A while ago, a client asks to speak to me about his shop data security. Something was funny, weird stuff was being reported but he could not narrow it down specifically or put a pattern to it. So we discuss many of the software packages and security procedures available to them. Some of these were implemented.
A few days ago he calls me and somehow he feels that it is still happening. The problem with cybersecurity is that you never know whether something is wrong and its impossible to know for sure that everything is okay.
An example of what can happen is that a retail shop emailed customers information on a coming sale in the store. They accidentally instead of sending a copy of the flyer, they sent out their customer list produced from their point of sale software. By the time the courts and lawyers were finished, it costed them $150,000. Plus a lot of goodwill with their customers and time lost in courts. In today's world, that was cheap. No computer software or procedures can stop something like this accident from happening.
If this is of concern to you, one option you may want to consider for your shop is cyber insurance. The cost is fairly high but it might give you some peace of mind.

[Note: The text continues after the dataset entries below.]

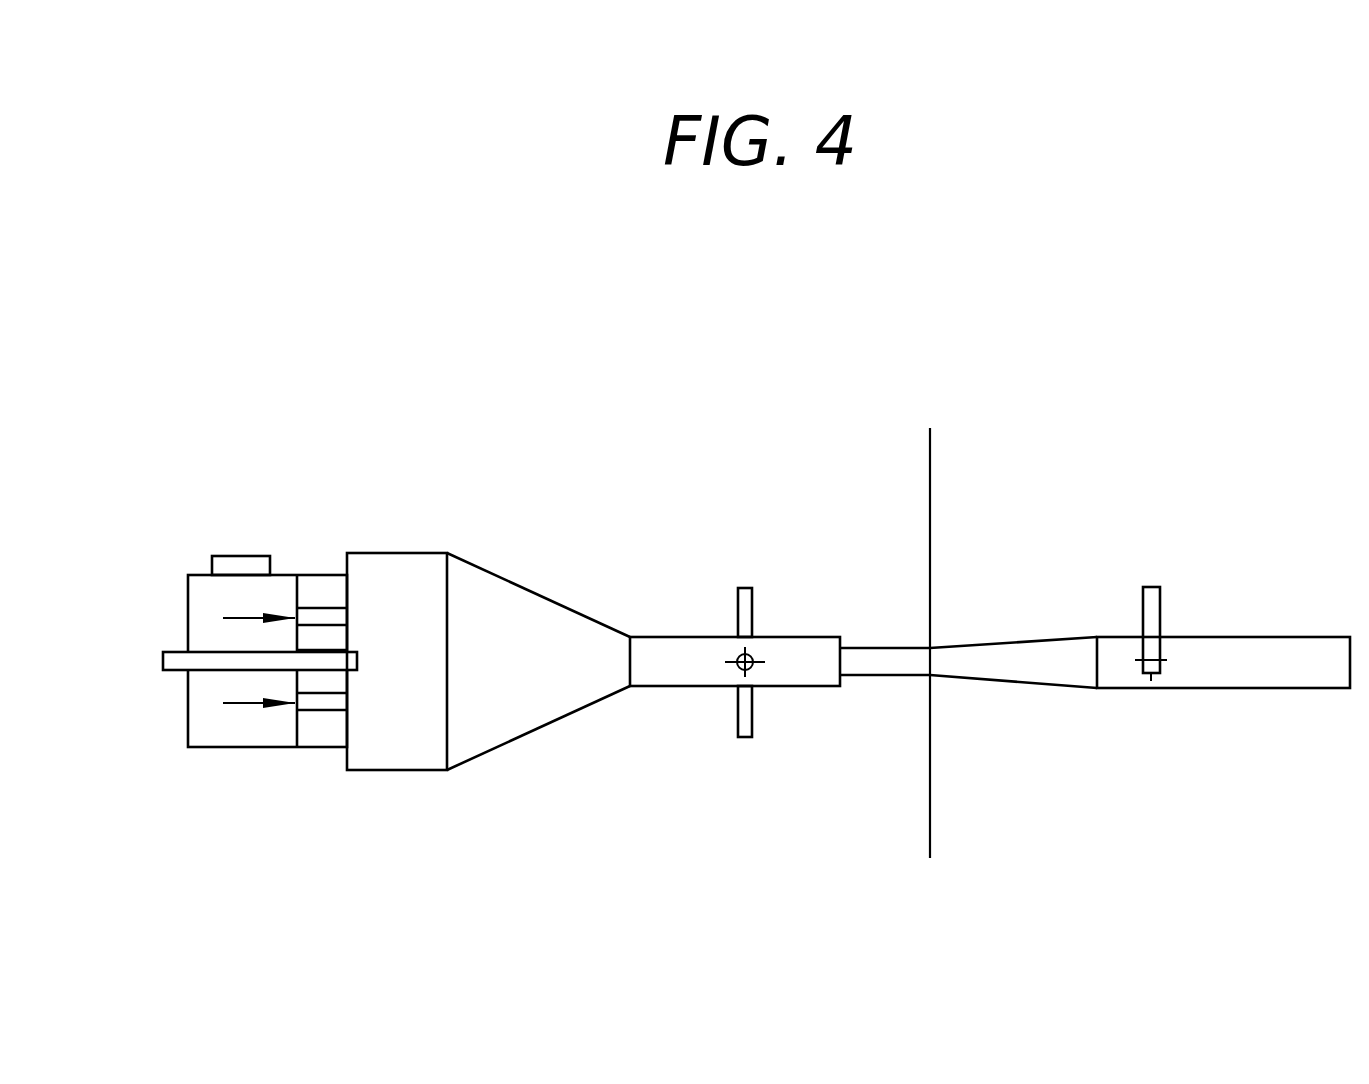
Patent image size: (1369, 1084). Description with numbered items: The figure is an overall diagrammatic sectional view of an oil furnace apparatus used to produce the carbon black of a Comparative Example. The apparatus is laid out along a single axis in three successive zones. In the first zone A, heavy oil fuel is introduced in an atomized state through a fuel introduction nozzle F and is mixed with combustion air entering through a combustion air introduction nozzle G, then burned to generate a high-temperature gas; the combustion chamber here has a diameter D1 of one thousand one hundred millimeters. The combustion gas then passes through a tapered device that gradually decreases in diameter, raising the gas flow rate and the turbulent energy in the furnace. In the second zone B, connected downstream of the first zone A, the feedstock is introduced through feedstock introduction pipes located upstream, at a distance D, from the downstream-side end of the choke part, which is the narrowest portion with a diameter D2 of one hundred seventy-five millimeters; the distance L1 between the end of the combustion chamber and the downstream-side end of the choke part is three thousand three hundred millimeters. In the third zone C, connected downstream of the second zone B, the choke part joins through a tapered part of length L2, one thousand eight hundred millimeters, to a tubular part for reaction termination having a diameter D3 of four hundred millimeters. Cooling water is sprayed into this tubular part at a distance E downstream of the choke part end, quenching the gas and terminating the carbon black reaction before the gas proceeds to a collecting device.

The first zone A is at (447, 553).
The second zone B is at (930, 438).
The third zone C is at (1352, 438).
The distance D is at (747, 582).
The distance E is at (1150, 587).
The fuel introduction nozzle F is at (160, 660).
The combustion air introduction nozzle G is at (242, 554).
The diameter of combustion chamber D1 is at (392, 553).
The diameter of choke part D2 is at (897, 757).
The diameter of tubular part for reaction termination D3 is at (1218, 770).
The distance between end of combustion chamber and downstream-side end of choke part L1 is at (348, 775).
The length of tapered part L2 is at (1097, 688).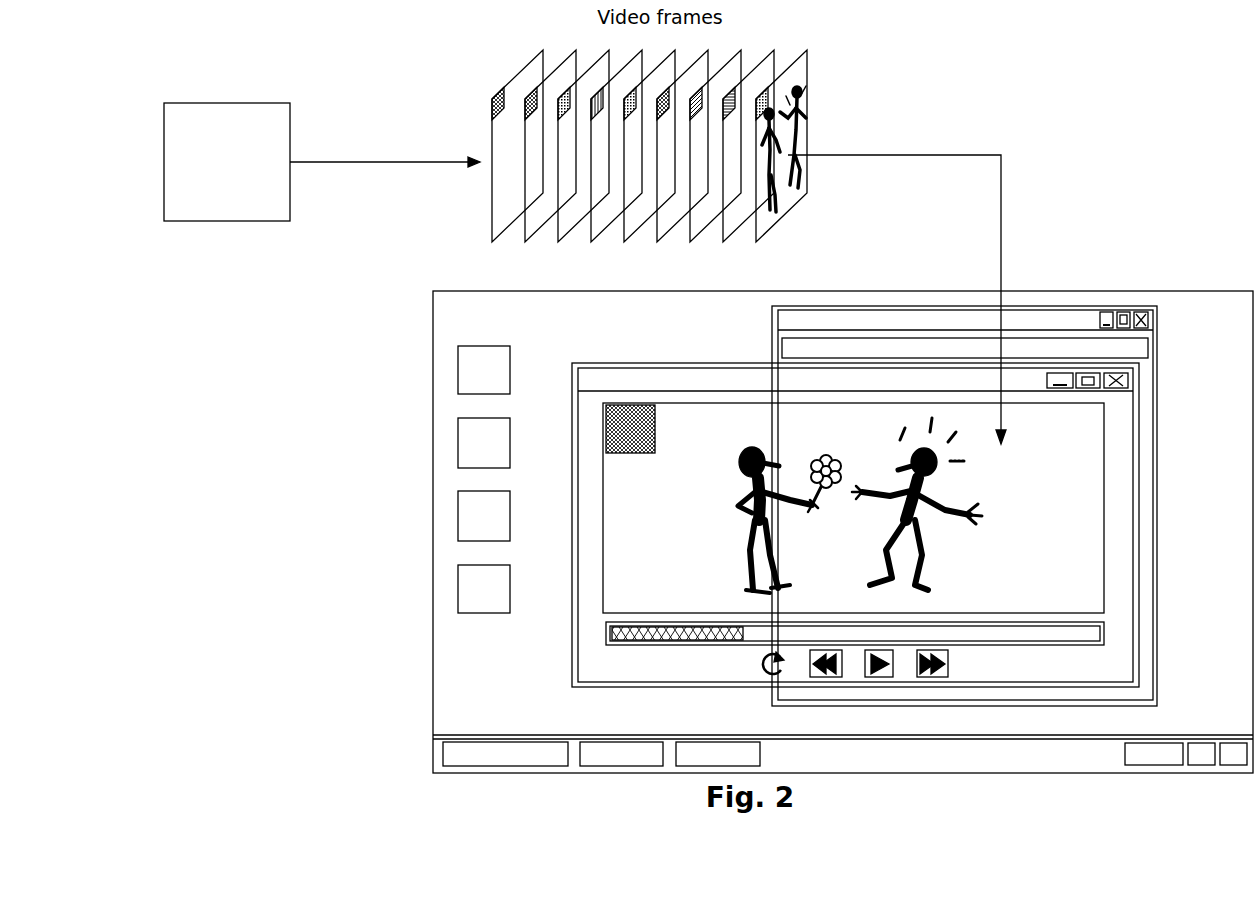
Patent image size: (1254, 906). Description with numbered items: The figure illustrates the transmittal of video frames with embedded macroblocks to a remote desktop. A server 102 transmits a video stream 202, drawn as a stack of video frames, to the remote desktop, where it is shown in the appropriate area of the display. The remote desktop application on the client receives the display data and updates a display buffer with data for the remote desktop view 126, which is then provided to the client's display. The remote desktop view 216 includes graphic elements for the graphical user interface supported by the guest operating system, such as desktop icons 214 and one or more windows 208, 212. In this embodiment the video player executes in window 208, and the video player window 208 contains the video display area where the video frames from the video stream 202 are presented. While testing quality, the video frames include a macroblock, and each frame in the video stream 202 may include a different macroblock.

The server 102 is at (235, 214).
The video stream 202 is at (660, 145).
The remote desktop view 126 is at (432, 318).
The remote desktop view 216 is at (843, 513).
The desktop icons 214 is at (503, 377).
The window 212 is at (1145, 400).
The video player window 208 is at (585, 665).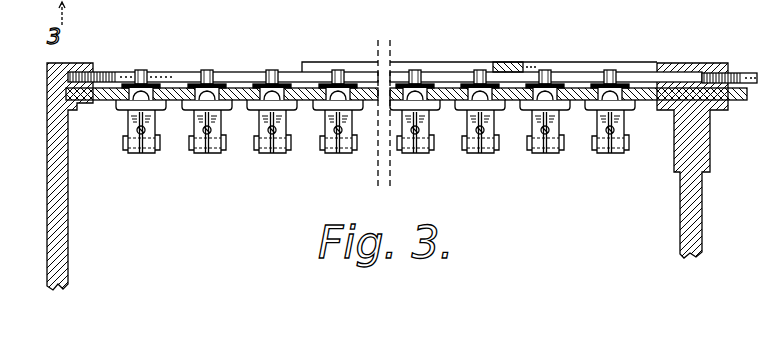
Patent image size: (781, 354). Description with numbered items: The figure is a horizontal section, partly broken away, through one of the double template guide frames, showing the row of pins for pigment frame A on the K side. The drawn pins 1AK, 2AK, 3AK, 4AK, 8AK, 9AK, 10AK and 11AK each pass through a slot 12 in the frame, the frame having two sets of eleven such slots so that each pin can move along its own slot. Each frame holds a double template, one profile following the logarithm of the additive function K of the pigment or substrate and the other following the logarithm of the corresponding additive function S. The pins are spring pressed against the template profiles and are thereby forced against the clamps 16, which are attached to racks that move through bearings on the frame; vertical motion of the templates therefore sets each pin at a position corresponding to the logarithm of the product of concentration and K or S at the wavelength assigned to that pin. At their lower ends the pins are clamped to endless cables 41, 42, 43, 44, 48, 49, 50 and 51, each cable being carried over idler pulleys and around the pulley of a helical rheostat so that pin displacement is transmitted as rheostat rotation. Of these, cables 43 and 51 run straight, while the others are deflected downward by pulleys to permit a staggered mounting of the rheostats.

If you want a guess what it could cost you, as a general rule, a data breach costs the retailer about $140 an account if it goes to court. If you have 2,000 customers on file and your shop is found responsible for the information being released that is average of $288,000 penalties. Now add legal fees, in Australia somewhere between $100,000 to a million and you get an idea why my client was concerned.
You also get an idea of why we are concerned about the data flow between newsagents and some publication distributors.